The visitation for firefighter Edward Stringer is Monday at 3 p.m. at Blake Lamb Funeral home in Oak Lawn. His funeral is set for Tuesday at 10 a.m. at St. Rita of Cascia Chapel in Chicago.
Visitation for firefighter Corey Ankum is Wednesday starting at 2 p.m. at Apostolic Church of God in Chicago. His wake is Thursday at 10 a.m. at the same location. His funeral follows an hour later.
The cause of Wednesday's fire does not come as a surprise. Wood or trash in the rear of the building started on fire, investigators say, from an open flame ignition which means it was a fire that was set.
Who and why hasn't been determined, but the theory early on was that it was probably a warming fire set by squatters.
It was a fire that is producing two funerals.
The uniform may get tattered and torn over time, and the fit may change, but with two funerals next week, it is critical that everyone's dress uniforms be right.
Over the last couple days, hundreds of firefighters have been trading in the old for the new at the Chicago Fire Department clothing center.
It's about properly honoring the men who died.
"I feel real personal about this," said firefighter T.C. Britton. "I'm blaming myself because I feel like I shoulda been there."
Britton came to work early Wednesday morning at Tower Ladder 34. But the truck with Corey Ankum on it had already left for the fire.
Britton is haunted by the thought what if I'd just come a little bit earlier.
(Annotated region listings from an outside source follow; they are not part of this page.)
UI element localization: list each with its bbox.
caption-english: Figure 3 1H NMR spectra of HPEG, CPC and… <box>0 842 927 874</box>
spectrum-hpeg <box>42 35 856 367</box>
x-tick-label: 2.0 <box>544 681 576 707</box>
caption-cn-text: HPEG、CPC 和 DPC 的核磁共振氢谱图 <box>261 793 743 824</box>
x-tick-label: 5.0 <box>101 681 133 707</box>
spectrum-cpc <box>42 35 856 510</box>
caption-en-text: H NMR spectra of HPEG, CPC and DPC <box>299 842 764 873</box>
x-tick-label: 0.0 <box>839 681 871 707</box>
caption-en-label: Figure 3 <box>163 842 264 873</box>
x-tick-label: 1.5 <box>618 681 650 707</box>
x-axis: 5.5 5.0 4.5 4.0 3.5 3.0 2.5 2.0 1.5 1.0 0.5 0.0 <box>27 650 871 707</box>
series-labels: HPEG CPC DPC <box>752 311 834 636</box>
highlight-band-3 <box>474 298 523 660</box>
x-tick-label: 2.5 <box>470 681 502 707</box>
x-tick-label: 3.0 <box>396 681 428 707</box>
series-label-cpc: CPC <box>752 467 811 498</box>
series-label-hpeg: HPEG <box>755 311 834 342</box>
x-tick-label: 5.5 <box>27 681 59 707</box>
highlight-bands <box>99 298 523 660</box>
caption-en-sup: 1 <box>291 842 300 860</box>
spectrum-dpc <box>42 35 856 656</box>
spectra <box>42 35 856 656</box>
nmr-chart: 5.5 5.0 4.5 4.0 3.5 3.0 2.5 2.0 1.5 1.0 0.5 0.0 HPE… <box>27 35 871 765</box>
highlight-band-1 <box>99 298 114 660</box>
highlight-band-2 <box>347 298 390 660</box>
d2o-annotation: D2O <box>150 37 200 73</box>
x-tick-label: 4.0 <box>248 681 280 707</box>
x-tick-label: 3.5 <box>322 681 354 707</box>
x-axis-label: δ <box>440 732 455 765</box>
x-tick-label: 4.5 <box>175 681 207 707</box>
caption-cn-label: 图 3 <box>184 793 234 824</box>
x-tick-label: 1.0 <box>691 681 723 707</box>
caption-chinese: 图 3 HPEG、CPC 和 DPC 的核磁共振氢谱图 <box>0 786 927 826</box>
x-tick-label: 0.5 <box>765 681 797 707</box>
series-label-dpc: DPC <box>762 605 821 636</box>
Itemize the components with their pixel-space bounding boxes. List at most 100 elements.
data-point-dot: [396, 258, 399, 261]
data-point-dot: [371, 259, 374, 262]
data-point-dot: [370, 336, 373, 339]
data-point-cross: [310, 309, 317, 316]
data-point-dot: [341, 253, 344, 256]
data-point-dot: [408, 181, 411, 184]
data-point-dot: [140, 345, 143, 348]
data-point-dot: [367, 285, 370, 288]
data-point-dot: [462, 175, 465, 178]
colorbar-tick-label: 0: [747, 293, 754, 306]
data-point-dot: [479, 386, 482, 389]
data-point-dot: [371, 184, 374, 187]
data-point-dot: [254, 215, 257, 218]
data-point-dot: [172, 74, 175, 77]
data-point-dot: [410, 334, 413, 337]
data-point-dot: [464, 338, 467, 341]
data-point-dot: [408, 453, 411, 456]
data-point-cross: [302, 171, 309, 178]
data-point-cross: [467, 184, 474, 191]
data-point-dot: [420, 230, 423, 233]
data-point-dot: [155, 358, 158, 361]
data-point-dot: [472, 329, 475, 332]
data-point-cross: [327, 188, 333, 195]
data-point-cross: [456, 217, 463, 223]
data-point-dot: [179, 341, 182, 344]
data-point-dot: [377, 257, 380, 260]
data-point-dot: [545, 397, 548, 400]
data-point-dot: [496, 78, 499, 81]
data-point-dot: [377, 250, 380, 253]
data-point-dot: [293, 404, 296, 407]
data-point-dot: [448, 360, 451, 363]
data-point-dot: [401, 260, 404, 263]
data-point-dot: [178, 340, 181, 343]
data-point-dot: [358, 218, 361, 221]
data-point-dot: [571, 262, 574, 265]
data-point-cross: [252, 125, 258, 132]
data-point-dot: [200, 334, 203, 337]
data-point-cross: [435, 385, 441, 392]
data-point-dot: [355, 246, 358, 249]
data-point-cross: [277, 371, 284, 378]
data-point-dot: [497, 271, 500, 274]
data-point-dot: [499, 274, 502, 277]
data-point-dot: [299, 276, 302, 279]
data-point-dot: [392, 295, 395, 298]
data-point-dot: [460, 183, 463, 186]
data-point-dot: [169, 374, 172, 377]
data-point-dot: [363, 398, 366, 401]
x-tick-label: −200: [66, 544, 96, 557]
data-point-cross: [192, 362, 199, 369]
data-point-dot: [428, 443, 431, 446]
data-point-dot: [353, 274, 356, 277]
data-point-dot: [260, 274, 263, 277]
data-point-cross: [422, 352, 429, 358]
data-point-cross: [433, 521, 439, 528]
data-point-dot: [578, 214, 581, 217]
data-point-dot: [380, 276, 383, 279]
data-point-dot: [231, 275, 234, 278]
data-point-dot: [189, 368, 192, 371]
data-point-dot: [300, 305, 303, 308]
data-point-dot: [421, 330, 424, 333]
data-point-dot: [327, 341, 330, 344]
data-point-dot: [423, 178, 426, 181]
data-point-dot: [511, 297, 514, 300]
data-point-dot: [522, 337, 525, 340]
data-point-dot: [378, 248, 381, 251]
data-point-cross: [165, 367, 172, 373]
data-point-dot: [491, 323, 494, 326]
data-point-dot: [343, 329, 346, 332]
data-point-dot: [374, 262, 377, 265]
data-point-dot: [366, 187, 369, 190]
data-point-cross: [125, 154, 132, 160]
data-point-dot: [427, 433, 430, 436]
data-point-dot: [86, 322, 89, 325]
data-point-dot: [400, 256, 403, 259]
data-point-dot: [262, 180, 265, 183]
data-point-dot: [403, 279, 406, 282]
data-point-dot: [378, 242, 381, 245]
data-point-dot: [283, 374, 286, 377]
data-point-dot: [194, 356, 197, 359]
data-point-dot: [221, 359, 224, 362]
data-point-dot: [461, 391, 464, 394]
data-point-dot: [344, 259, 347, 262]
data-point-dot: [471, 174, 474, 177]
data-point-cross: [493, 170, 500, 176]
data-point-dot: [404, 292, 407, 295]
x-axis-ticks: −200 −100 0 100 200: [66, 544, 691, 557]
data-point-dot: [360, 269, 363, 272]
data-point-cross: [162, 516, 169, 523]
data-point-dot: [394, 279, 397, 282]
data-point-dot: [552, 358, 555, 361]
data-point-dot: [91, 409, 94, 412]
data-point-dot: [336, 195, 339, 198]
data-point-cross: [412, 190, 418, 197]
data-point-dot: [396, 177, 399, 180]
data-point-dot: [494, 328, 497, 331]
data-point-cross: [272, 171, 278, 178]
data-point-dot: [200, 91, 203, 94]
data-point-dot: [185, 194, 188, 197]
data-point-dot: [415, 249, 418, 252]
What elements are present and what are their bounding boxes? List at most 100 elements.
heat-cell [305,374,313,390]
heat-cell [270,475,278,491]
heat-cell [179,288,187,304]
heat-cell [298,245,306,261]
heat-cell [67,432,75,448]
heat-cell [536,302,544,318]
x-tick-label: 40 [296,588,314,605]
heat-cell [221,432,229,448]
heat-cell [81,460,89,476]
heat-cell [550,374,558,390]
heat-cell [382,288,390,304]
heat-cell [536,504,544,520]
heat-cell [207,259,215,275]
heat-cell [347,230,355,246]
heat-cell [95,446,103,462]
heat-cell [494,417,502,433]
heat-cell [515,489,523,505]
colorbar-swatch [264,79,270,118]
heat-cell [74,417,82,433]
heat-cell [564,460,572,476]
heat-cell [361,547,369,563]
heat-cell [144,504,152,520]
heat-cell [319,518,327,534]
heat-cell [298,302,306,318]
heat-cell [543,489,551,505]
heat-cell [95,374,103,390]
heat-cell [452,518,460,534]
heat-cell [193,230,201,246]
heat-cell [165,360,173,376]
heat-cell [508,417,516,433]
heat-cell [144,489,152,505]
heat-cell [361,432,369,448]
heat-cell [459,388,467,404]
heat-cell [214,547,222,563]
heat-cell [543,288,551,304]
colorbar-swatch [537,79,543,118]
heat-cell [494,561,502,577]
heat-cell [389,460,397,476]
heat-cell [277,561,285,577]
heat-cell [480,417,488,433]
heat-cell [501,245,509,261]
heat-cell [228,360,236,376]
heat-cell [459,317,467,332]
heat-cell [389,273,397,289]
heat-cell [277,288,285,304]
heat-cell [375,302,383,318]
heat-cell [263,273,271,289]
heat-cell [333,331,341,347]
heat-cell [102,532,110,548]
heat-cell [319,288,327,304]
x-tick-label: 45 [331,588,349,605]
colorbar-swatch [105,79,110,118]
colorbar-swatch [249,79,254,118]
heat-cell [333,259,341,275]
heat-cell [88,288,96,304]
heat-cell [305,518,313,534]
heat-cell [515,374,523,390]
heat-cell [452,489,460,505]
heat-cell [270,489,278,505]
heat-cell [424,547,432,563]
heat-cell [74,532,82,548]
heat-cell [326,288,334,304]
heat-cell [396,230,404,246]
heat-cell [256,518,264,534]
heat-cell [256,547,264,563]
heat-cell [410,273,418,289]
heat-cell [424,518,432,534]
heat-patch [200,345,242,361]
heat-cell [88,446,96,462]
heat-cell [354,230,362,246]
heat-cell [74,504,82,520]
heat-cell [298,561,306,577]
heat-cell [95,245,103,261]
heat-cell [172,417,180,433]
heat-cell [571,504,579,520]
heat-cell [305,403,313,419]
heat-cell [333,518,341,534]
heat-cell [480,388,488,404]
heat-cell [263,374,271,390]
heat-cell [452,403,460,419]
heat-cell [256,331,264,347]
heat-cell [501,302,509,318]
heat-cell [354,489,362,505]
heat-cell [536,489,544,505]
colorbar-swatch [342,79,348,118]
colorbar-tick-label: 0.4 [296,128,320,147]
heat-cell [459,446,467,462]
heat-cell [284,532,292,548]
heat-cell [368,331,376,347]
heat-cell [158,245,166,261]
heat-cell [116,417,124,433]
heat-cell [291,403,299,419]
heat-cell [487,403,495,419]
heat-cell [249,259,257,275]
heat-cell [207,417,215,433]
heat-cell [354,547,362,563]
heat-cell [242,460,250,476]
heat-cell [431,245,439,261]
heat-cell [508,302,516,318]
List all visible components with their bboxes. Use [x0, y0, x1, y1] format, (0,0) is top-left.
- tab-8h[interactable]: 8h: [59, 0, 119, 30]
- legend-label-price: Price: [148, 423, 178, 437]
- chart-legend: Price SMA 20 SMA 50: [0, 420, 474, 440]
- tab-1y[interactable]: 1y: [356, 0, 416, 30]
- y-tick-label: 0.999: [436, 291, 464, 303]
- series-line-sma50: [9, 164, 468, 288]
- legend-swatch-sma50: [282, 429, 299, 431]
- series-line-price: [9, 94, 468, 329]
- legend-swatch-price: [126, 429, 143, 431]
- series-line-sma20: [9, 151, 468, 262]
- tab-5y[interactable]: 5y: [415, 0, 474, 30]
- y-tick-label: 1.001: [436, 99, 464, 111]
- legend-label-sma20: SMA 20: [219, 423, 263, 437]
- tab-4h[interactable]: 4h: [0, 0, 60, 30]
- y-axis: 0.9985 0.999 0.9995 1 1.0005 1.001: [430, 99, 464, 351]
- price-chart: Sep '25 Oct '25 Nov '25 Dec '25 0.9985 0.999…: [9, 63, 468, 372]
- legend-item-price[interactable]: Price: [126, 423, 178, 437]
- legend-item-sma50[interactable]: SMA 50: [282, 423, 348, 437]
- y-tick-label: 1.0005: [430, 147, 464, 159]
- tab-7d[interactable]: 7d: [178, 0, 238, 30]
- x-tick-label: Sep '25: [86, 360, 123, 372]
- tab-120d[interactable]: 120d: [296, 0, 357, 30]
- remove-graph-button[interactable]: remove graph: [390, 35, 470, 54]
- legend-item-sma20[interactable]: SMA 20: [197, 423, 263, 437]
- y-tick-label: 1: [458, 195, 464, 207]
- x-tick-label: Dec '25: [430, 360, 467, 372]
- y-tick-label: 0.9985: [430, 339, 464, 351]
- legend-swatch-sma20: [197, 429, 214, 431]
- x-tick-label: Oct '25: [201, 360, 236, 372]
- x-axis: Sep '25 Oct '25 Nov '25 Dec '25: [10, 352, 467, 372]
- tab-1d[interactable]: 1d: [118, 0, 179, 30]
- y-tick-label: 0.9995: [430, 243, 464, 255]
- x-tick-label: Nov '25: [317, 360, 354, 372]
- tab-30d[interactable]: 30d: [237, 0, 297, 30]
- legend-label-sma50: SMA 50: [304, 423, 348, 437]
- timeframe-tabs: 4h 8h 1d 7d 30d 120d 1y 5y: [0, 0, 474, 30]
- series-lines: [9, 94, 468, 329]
Britton that day was Ankum's relief.
"It's really sad because when I see the guy on TV it's like he's looking at me," Britton said. "That's the way I feel. It's like, Where's my relief at? I try not to feel that way, but it's hard not to feel that way."
Larry O'Brien was updating his uniform too Friday. O'Brien was one of those injured when the roof collapsed. He's got leg ligament damage, and staples in his scalp, and he didn't much want to talk about what he has to live with.
The idea at the clothing center, and at the firehouses, is you keep each other up. "And the right thing to say is, Listen, we're all hurting, and then you try to put a little smile on there -- you wait for the right moment -- whether it's the jacket too tight on ya -- you know, something," said Anthony Tobar, Chicago Fire Department.
Just a touch of humor can go a long way.
"You have two ways to go. You can cry or you can laugh," said Bob Zwick, Chicago Fire Department clothing center. "Might as well laugh. Absolutely, I've found that to be the case."
Tobar was badly burned in a fire 10 years ago this week, and then was hospitalized after the LaSalle Bank fire six years ago, so he knows something That knowledge helps with finding the right thing to say at a very tough time.